The 28-year-old, who was called into the World Cup squad six months ago, was given a 16-month sanction – 13 months of which was suspended – following an anti-corruption investigation by the Cricket Regulator.

Carse, who signed an England central contract in October, accepted the charges of placing 303 bets on various cricket matches between 2017 and 2019, though not on games in which he was playing.

He will be suspended immediately from playing in any cricket until August 28 but, provided he does not commit any further anti-corruption offences over the next two years, will not face any further penalties.

“While these bets were several years ago, that is no excuse and I take full responsibility for my actions,” Carse said in a statement.

“I would like to thank the ECB, Durham and the PCA (Professional Cricketers’ Association) for their support during this difficult time for me.

“I will be working hard in the next 12 weeks to ensure that I repay that support on the field when I am able to return to playing.”

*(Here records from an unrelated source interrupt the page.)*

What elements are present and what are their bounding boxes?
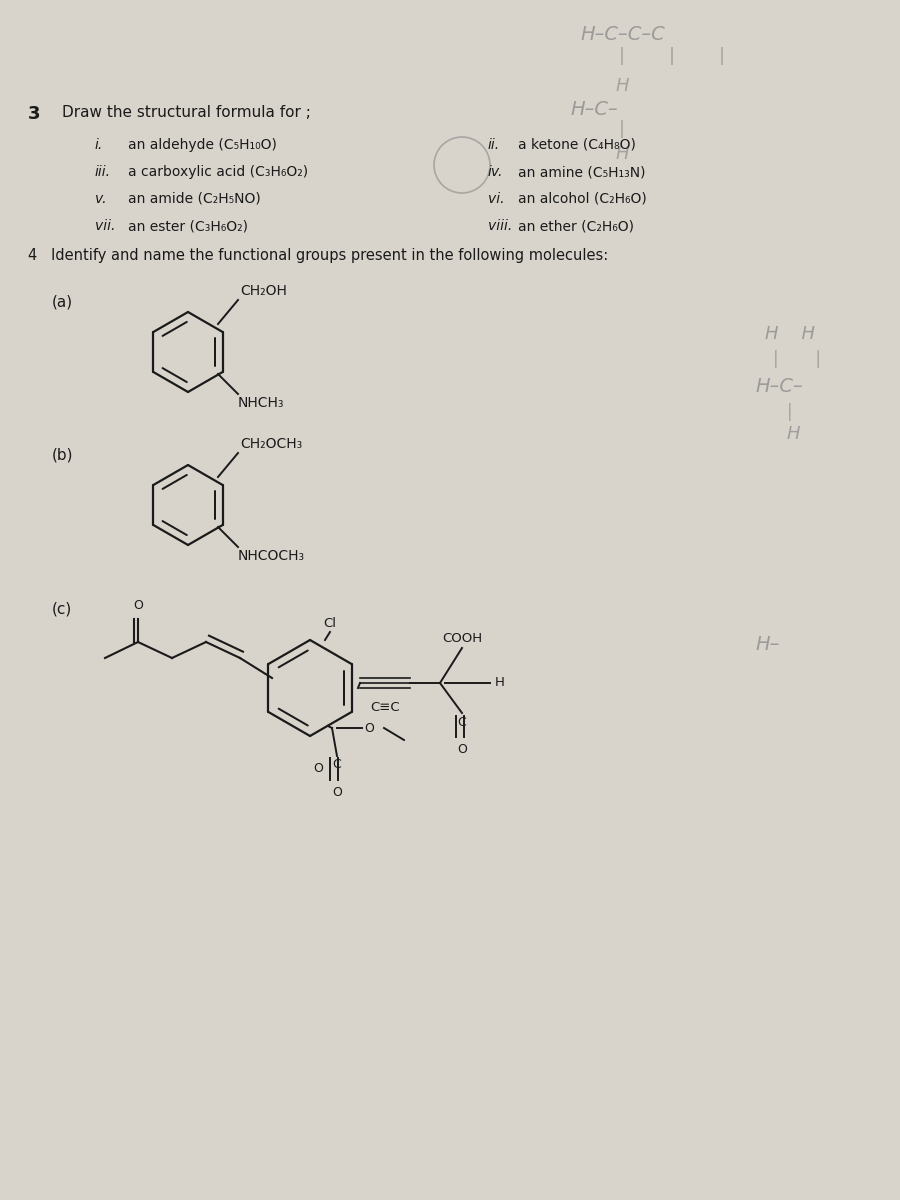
Text: v.: v.: [95, 192, 106, 206]
Text: O: O: [133, 599, 143, 612]
Text: 3: 3: [28, 104, 40, 122]
Text: O: O: [364, 721, 374, 734]
Text: C: C: [333, 758, 341, 770]
Text: i.: i.: [95, 138, 104, 152]
Text: O: O: [457, 743, 467, 756]
Text: a ketone (C₄H₈O): a ketone (C₄H₈O): [518, 138, 636, 152]
Text: H–C–: H–C–: [570, 100, 617, 119]
Text: an ether (C₂H₆O): an ether (C₂H₆O): [518, 218, 634, 233]
Text: Cl: Cl: [323, 617, 337, 630]
Text: (b): (b): [52, 448, 74, 463]
Text: O: O: [313, 762, 323, 774]
Text: vi.: vi.: [488, 192, 505, 206]
Text: H–: H–: [755, 635, 779, 654]
Text: Draw the structural formula for ;: Draw the structural formula for ;: [62, 104, 310, 120]
Text: C≡C: C≡C: [370, 701, 400, 714]
Text: ii.: ii.: [488, 138, 500, 152]
Text: an amide (C₂H₅NO): an amide (C₂H₅NO): [128, 192, 261, 206]
Text: an aldehyde (C₅H₁₀O): an aldehyde (C₅H₁₀O): [128, 138, 277, 152]
Text: O: O: [332, 786, 342, 799]
Text: iv.: iv.: [488, 164, 503, 179]
Text: |: |: [719, 47, 725, 65]
Text: COOH: COOH: [442, 632, 482, 646]
Text: H    H: H H: [765, 325, 815, 343]
Text: |: |: [619, 47, 625, 65]
Text: NHCOCH₃: NHCOCH₃: [238, 550, 305, 563]
Text: 4   Identify and name the functional groups present in the following molecules:: 4 Identify and name the functional group…: [28, 248, 608, 263]
Text: H–C–C–C: H–C–C–C: [580, 25, 665, 44]
Text: |       |: | |: [773, 350, 821, 368]
Text: an alcohol (C₂H₆O): an alcohol (C₂H₆O): [518, 192, 647, 206]
Text: iii.: iii.: [95, 164, 111, 179]
Text: CH₂OCH₃: CH₂OCH₃: [240, 437, 302, 451]
Text: H: H: [616, 77, 629, 95]
Text: C: C: [457, 716, 466, 728]
Text: H: H: [787, 425, 800, 443]
Text: NHCH₃: NHCH₃: [238, 396, 284, 410]
Text: vii.: vii.: [95, 218, 115, 233]
Text: H: H: [495, 677, 505, 690]
Text: CH₂OH: CH₂OH: [240, 284, 287, 298]
Text: a carboxylic acid (C₃H₆O₂): a carboxylic acid (C₃H₆O₂): [128, 164, 308, 179]
Text: |: |: [619, 120, 625, 138]
Text: an ester (C₃H₆O₂): an ester (C₃H₆O₂): [128, 218, 248, 233]
Text: |: |: [787, 403, 793, 421]
Text: viii.: viii.: [488, 218, 512, 233]
Text: H: H: [616, 145, 629, 163]
Text: |: |: [669, 47, 675, 65]
Text: (c): (c): [52, 602, 72, 617]
Text: (a): (a): [52, 295, 73, 310]
Text: H–C–: H–C–: [755, 377, 803, 396]
Text: an amine (C₅H₁₃N): an amine (C₅H₁₃N): [518, 164, 645, 179]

Carse co-operated fully with the cricket regulator, which noted he had “demonstrated significant remorse for his actions”, with other “significant mitigating factors” considered by the regulator and the Cricket Discipline Commission when determining the sanction.

It was also stated there was no evidence to suggest any wider integrity concerns from Carse’s actions.

The Cricket Regulator’s interim director Dave Lewis said: “The Cricket Regulator takes any breach of integrity or misconduct rules seriously and I would encourage any participant, from within the professional game, who has gambled on cricket to come forward and not wait to be discovered.

“We also encourage any participant struggling with any welfare concerns to seek assistance from the PCA or other trusted professional source.”

Durham are supporting Brydon, who will still be allowed to train with the team but whose ban rules him out of any chance of receiving a call-up to England’s Test team this year.

An ECB spokesperson said: “We take these matters extremely seriously and do not condone any form of anti-corruption breach in cricket.

“We support the Cricket Regulator’s decision and their consideration of the mitigating factors in Brydon’s case. He has co-operated and shown remorse for his actions.

“We are satisfied that Brydon has shown growth in the five years since this breach and has demonstrated a greater understanding of his responsibilities.

“We are hopeful that his case can serve as an educational example for other cricketers.”